Moskau selbst liefert unterdessen an andere Länder Kriegsgerät. Nach einem Medienbericht hat Moskau mit dem Irak ein Waffengeschäft in Höhe von umgerechnet rund 750 Millionen Euro abgeschlossen. Zwei Mitarbeiter der Waffenindustrie hätten bestätigt, dass Russland Panzerabwehrraketen, Granatwerfer und Haubitzen in den Irak exportiere, berichtete die russische Tageszeitung “Wedomosti” (Mittwoch). Zu dem Kriegsgerät gehöre auch der gepanzerte Mehrfachraketenwerfer TOS-1.
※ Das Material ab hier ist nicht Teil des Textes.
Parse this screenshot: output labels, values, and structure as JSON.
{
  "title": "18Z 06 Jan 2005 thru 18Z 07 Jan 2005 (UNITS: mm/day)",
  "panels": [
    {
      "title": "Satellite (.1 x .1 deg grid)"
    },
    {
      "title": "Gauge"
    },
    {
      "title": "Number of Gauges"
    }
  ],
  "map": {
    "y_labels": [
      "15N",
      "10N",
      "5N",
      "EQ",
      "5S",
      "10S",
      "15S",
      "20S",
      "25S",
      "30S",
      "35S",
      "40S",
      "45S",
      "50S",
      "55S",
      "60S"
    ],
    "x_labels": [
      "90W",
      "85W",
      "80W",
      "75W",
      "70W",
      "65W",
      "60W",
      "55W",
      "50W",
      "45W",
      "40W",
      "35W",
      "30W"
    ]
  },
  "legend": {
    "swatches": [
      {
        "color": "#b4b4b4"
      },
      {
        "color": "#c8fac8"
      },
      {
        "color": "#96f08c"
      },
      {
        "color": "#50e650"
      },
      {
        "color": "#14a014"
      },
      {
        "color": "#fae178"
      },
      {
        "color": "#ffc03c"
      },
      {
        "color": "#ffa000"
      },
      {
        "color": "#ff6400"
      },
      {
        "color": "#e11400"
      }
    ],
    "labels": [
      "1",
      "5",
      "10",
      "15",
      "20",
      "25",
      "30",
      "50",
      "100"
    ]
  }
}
Kein Ende der Gewalt in Ostukraine in Sicht

In der krisengeschüttelten Ostukraine ist kein Ende der erbitterten Kämpfe zwischen Regierungseinheiten und Separatisten in Sicht. Innerhalb von 24 Stunden seien mindestens 19 Zivilisten im Raum Donezk getötet worden, 31 Menschen wurden verletzt, teilten die örtlichen Behörden mit. Zudem seien bei der Explosion einer Mine zwei Menschen ums Leben gekommen. Mehrere Kinder mussten mit Verwundungen in eine Klinik gebracht werden. Die Armee und die prorussischen Aufständische gaben sich gegenseitig die Schuld an den Opfern.

730.000 Ukrainer auf der Flucht

Rund 730 000 Ukrainer überquerten den Behörden in Moskau zufolge seit Beginn der Gefechte Mitte April die russische Grenze. Einen Status als Flüchtling hätten rund 50 000 davon beantragt. Die humanitären Zustände in der Region würden immer schwieriger, sagte ein Sprecher. (dpa/red)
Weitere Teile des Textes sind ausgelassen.